Survivors may not choose to formally report a sexual assault for fear of retaliation, whether professional or social. Continued efforts are needed to help survivors of sexual assault come forward so they can seek the care they need, bring the perpetrator to justice, and prevent future assaults by that perpetrator. This will require holding military leaders, throughout the chain of command, accountable for fostering an environment where retaliation against those reporting is unacceptable.

Congress must improve the military justice system by placing the disposition authority for all serious crimes in the hands of experienced and impartial military prosecutors, instead of the chain of command. While the chain of command would remain involved, the ultimate decision would rest with the prosecutor, ensuring that decisions of whether to prosecute is made on the facts of the case alone, giving both the survivor and the accused justice.

IAVA Recommendations:
I. 
Ensure full funding for the SAPR by including it in the DoD Program Objective Memorandum budgeting process to ensure that a separate line of funding is allocated to the services.

II. Provide a plan to prevent an increase in military sexual assault in newly integrated Military Occupation Specialties following the military’s decision to allow women to serve in combat arms units. 
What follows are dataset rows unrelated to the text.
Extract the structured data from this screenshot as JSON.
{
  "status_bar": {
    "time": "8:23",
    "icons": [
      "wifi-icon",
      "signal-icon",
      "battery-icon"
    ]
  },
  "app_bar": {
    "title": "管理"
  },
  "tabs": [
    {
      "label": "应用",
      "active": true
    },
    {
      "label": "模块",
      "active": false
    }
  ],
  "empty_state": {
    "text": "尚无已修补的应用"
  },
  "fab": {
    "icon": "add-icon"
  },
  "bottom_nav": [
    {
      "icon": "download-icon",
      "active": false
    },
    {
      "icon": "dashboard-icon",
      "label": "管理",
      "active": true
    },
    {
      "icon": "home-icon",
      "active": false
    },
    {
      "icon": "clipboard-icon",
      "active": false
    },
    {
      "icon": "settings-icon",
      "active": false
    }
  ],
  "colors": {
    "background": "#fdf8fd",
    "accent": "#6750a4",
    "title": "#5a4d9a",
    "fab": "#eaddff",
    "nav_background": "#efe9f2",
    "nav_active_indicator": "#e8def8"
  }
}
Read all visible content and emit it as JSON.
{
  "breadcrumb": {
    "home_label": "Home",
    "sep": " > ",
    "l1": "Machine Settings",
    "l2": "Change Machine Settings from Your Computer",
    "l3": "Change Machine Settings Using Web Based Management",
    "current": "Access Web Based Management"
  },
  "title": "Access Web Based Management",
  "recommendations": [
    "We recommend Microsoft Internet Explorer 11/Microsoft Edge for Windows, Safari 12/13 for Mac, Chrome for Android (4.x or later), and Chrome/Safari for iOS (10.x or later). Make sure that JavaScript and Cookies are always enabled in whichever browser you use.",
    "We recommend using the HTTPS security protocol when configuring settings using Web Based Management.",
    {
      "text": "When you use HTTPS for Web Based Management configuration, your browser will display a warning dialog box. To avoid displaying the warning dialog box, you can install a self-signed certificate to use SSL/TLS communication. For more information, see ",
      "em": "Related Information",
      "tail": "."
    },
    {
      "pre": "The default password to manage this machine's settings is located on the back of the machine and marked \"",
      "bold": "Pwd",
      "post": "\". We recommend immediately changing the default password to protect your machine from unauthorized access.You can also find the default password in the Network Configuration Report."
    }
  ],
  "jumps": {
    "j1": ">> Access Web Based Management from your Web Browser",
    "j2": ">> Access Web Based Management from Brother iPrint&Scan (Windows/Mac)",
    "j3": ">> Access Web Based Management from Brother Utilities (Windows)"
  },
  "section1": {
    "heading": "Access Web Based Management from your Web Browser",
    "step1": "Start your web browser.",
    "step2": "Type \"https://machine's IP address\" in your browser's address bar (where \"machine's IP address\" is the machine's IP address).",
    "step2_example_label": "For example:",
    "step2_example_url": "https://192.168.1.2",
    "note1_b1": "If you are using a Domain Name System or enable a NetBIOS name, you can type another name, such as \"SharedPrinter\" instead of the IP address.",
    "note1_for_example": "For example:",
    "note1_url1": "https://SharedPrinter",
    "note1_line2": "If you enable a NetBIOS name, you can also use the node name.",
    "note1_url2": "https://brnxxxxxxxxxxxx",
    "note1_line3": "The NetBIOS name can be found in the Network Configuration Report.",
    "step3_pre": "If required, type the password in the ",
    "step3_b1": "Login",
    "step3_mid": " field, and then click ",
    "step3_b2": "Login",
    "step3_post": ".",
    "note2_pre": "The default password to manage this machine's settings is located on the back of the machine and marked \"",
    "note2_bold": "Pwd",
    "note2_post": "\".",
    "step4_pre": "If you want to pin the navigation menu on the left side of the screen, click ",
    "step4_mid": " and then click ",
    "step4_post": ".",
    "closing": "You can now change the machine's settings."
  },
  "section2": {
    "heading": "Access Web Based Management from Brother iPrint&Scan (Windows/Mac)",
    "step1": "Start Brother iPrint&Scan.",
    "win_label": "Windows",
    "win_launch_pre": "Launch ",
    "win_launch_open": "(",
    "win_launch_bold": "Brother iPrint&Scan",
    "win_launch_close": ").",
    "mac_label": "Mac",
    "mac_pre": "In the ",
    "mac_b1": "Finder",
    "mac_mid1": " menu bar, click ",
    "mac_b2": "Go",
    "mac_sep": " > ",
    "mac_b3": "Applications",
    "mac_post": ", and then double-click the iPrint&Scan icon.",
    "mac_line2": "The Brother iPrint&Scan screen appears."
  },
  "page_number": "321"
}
III. Place the disposition authority for cases involving serious crimes in the hands of an experienced, independent military prosecutor.

IV. Determine additional support systems needed for male survivors of sexual assault.
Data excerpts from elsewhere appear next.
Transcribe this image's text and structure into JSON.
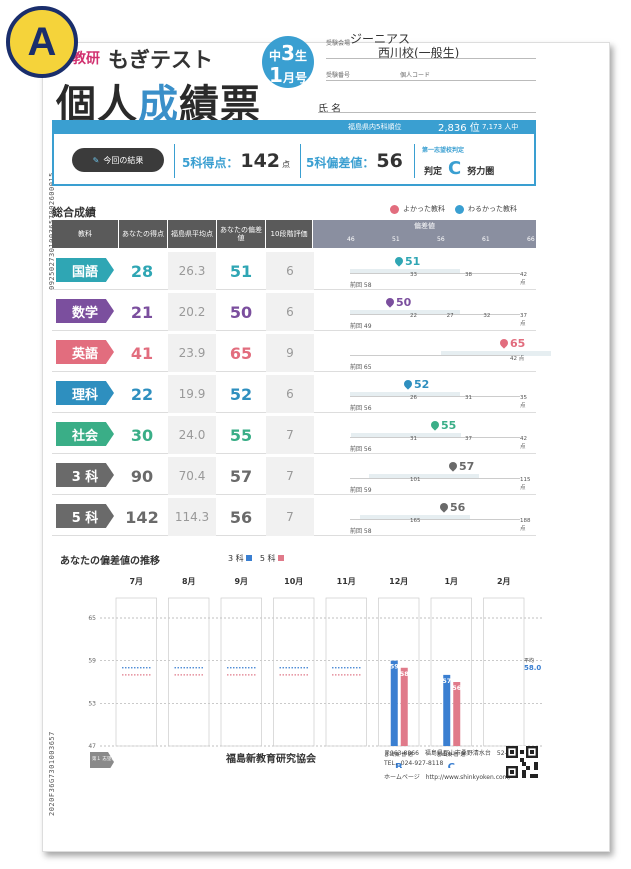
{
  "badge": "A",
  "side_code_top": "0925027301003657002600015",
  "side_code_bottom": "2020F36G7301003657",
  "header": {
    "brand": "新教研",
    "test_name": "もぎテスト",
    "title_pre": "個人",
    "title_accent": "成",
    "title_post": "績票",
    "grade_prefix": "中",
    "grade_num": "3",
    "grade_suffix": "生",
    "month_num": "1",
    "month_unit": "月",
    "month_suffix": "号",
    "venue_label": "受験会場",
    "venue_top": "ジーニアス",
    "venue_name": "西川校(一般生)",
    "exam_no_label": "受験番号",
    "personal_code_label": "個人コード",
    "name_label": "氏 名"
  },
  "summary": {
    "rank_label": "福島県内5科順位",
    "rank_value": "2,836 位",
    "rank_total": "7,173 人中",
    "result_button": "今回の結果",
    "total_label": "5科得点：",
    "total_value": "142",
    "total_unit": "点",
    "dev_label": "5科偏差値：",
    "dev_value": "56",
    "choice_label": "第一志望校判定",
    "judge_label": "判定",
    "judge_value": "C",
    "effort_label": "努力圏"
  },
  "table": {
    "section_title": "総合成績",
    "legend_good": "よかった教科",
    "legend_bad": "わるかった教科",
    "headers": {
      "subject": "教科",
      "your_score": "あなたの得点",
      "pref_avg": "福島県平均点",
      "your_dev": "あなたの偏差値",
      "grade10": "10段階評価",
      "deviation": "偏差値"
    },
    "scale_ticks": [
      "46",
      "51",
      "56",
      "61",
      "66"
    ],
    "rows": [
      {
        "subject": "国語",
        "score": "28",
        "avg": "26.3",
        "dev": "51",
        "grade": "6",
        "prev": "前回 58",
        "marker": "51",
        "t1": "33",
        "t2": "38",
        "t3": "42 点",
        "color": "#2fa6b4"
      },
      {
        "subject": "数学",
        "score": "21",
        "avg": "20.2",
        "dev": "50",
        "grade": "6",
        "prev": "前回 49",
        "marker": "50",
        "t1": "22",
        "t2": "27",
        "t3": "32",
        "t4": "37 点",
        "color": "#7b4f9e"
      },
      {
        "subject": "英語",
        "score": "41",
        "avg": "23.9",
        "dev": "65",
        "grade": "9",
        "prev": "前回 65",
        "marker": "65",
        "t1": "42 点",
        "color": "#e26d7e"
      },
      {
        "subject": "理科",
        "score": "22",
        "avg": "19.9",
        "dev": "52",
        "grade": "6",
        "prev": "前回 56",
        "marker": "52",
        "t1": "26",
        "t2": "31",
        "t3": "35 点",
        "color": "#2e8fbf"
      },
      {
        "subject": "社会",
        "score": "30",
        "avg": "24.0",
        "dev": "55",
        "grade": "7",
        "prev": "前回 56",
        "marker": "55",
        "t1": "31",
        "t2": "37",
        "t3": "42 点",
        "color": "#3aae87"
      },
      {
        "subject": "3 科",
        "score": "90",
        "avg": "70.4",
        "dev": "57",
        "grade": "7",
        "prev": "前回 59",
        "marker": "57",
        "t1": "101",
        "t2": "115 点",
        "color": "#6a6a6a"
      },
      {
        "subject": "5 科",
        "score": "142",
        "avg": "114.3",
        "dev": "56",
        "grade": "7",
        "prev": "前回 58",
        "marker": "56",
        "t1": "165",
        "t2": "188 点",
        "color": "#6a6a6a"
      }
    ]
  },
  "trend": {
    "title": "あなたの偏差値の推移",
    "legend3": "3 科",
    "legend5": "5 科",
    "months": [
      "7月",
      "8月",
      "9月",
      "10月",
      "11月",
      "12月",
      "1月",
      "2月"
    ],
    "y_ticks": [
      "65",
      "59",
      "53",
      "47"
    ],
    "bar_dec_3": "59",
    "bar_dec_5": "58",
    "bar_jan_3": "57",
    "bar_jan_5": "56",
    "avg_label": "平均",
    "avg_3": "58.0",
    "avg_5": "57.0",
    "school_dec": "郡山東 普 通",
    "school_jan": "郡山東 普 通",
    "judge_dec": "B",
    "judge_jan": "C",
    "first_choice": "第１ 志望校 判定"
  },
  "chart_data": {
    "type": "bar",
    "title": "あなたの偏差値の推移",
    "categories": [
      "7月",
      "8月",
      "9月",
      "10月",
      "11月",
      "12月",
      "1月",
      "2月"
    ],
    "series": [
      {
        "name": "3 科",
        "values": [
          null,
          null,
          null,
          null,
          null,
          59,
          57,
          null
        ]
      },
      {
        "name": "5 科",
        "values": [
          null,
          null,
          null,
          null,
          null,
          58,
          56,
          null
        ]
      }
    ],
    "ylim": [
      47,
      65
    ],
    "colors": {
      "3 科": "#3a7fd1",
      "5 科": "#e07a8a"
    }
  },
  "footer": {
    "org": "福島新教育研究協会",
    "postal": "〒963-8866　福島県郡山市桑野清水台　52-4",
    "tel": "TEL．024-927-8118",
    "homepage": "ホームページ　http://www.shinkyoken.com/"
  }
}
V. Evaluate the discharge status of survivors of military sexual assault and upgrade the status of those who may have been a victim of retaliation for reporting.

3.5: Build on the Success of Local Veterans’ Courts

IAVA has long been a strong supporter of these effective, innovative courts. More than 40 states have established Veterans Courts to offer alternatives to traditional criminal sentences for veterans with legal trouble characteristic of a mental health injury rather than criminality. While the first Veteran Court was established just six years ago in Buffalo, New York, today it is estimated that more than 250 exist.  

Veterans Courts provide enormous benefits both to veterans and the community. Those convicted through a Veterans Court are put through a rehabilitative program that often includes mental health support, and they avoid criminal sentences if they meet the requirements of the program. This provides veterans with a second chance, but also lowers recidivism rates. As more is understood about these programs, state and local governments should now seek to adopt best practices and expand the use of Veterans Courts beyond the 40 states that currently have them.

Additionally, there is no clear sense of how many veterans are incarcerated and for which crimes. Some of these incarcerated veterans would certainly come under the jurisdiction of a Veterans Court, their crimes being characteristic of mental health injuries, but slipped through the cracks or they didn’t have a local Veterans Court available to them. Unfortunately, these incarcerated veterans don’t receive treatment from the Department of Veterans Affairs (VA) for injuries, though they could benefit from VA expertise on combat-related physical and mental health injuries.

IAVA Recommendations:
I. 
Employ the best practices from the more than 250 Veterans Courts operating nationwide to develop a set of guidelines for localities to successfully execute an alternative sentencing program for veterans whose crimes stem from service-related injuries.

II. Provide grants to states to establish Veterans Courts.

III. Assist local municipalities in establishing Veterans Courts by providing grants that include basic stipends to support the travel and expenses of veterans volunteering as peer support counselors.

IV. Repeal the standing VA prohibition against treating incarcerated veterans. The VA must coordinate with local municipalities to develop counseling, recovery and peer-support services for veterans in the criminal justice system.

V. Require the Department of Justice to compare quarterly data from the Universal Crime Report with the DoD to determine the number of, and reasons for, incarcerated veterans.

VI. Train probation officers in the benefits available to veterans to aid in helping formerly incarcerated veterans transition back into their communities.